Sunday, May 20, 2012

Mad

20th May 2012

Many people around me wonder whether I will ever get mad, and even if I do, will I ever act on that anger. I wonder myself too actually.



Have I gotten mad before? Well I have gotten angry and very disappointed before but I don't really remember an incident which I was mad. I do remember yelling at my dad once though. I don't think that was mad, more of disappointment.


I was 13 I think. Or probably 14. And I was about to go for a badminton practice (which later happened to have been canceled. boo hoo). So I need to leave the house but there was no one in the house except my little sister. My dad said he was coming back, but he haven't reach home and I was about to be late.


So I went off, and when I came back, I was scolded by my dad for leaving my sister alone at home. I was sad of course and disappointed and angry that he didn't see it from my perspective, that I was getting late for practice (when you are young, everything revolves around you right? XD).


I got the scolding, and I was quiet for a while. I wanted to bath and the feelings were welling inside of me. Just before I got into the bathroom, I shouted at my dad saying things like he only thinks of my sister and not me and whatever else which came to my mind then, and I was crying (Yes, I was crying then).

I was so embarrassed to have shouted at my dad. I think he got a shock. I got a shock. Didn't know I could actually do that.

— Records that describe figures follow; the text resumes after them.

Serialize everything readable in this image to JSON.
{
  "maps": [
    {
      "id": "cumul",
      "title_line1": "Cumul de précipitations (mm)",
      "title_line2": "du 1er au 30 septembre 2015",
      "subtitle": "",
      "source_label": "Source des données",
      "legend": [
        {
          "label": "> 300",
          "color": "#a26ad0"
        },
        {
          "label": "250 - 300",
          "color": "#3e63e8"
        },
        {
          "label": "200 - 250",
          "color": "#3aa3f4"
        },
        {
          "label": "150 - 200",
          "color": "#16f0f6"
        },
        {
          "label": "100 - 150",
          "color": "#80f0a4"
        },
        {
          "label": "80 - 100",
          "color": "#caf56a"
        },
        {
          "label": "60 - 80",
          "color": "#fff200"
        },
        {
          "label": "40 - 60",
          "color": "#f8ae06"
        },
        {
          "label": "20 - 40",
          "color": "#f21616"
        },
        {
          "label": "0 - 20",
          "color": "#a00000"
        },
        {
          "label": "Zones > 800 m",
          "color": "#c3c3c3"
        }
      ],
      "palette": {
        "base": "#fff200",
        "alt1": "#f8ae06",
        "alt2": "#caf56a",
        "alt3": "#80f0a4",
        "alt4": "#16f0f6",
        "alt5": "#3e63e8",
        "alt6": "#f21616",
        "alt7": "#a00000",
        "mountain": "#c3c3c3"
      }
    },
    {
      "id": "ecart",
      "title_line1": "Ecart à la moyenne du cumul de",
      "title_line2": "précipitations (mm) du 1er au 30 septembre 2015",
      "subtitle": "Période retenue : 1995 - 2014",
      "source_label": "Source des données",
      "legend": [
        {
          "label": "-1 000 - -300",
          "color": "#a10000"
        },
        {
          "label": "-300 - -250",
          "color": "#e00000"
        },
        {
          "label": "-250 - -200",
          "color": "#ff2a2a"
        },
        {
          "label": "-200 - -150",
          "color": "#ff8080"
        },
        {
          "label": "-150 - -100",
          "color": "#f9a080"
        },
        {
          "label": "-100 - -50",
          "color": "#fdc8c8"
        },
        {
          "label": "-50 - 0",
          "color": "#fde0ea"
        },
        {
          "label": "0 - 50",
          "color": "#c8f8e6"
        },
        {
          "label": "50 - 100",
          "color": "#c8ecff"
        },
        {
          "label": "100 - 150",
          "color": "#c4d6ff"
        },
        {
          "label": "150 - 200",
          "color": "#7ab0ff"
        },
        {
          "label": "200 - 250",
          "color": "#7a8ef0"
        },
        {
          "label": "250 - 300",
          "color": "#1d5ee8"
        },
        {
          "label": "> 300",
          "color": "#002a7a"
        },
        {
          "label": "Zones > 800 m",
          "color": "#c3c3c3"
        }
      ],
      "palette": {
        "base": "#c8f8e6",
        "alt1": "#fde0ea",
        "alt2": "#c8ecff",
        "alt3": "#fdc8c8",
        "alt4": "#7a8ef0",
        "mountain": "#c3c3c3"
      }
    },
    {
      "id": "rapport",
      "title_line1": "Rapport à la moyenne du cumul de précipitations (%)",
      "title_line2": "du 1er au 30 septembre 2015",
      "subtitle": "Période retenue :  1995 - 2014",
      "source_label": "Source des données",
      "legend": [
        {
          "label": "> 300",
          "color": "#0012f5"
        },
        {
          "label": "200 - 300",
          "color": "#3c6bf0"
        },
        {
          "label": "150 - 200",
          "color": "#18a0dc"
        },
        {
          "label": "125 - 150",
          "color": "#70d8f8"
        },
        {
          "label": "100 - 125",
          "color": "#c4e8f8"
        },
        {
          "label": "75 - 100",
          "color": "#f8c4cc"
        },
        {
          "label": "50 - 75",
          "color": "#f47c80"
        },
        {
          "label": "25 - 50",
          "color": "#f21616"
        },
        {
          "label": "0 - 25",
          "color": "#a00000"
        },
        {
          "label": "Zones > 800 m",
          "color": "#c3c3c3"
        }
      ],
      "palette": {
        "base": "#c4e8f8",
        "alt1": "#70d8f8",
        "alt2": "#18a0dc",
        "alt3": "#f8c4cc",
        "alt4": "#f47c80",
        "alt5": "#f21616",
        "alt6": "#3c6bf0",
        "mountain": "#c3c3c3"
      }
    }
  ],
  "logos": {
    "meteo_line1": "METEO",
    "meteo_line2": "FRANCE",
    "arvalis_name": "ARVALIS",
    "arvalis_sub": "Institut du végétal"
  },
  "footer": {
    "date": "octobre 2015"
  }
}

So back to the question. Will I ever get mad? Maybe, but I don't think I will act on that madness. I will be more disappointed than mad, and instead of shouting, I will most probably keep quiet and be by myself.




I don't see the point in shouting when mad. If you want to get a point across, talking at an audible voice is perfectly fine. If the other person doesn't want to listen to you, no amount of shouting will do

Of course, it's not that I don't shout. I will if lets say I see someone do something dangerous or something, but not out of madness.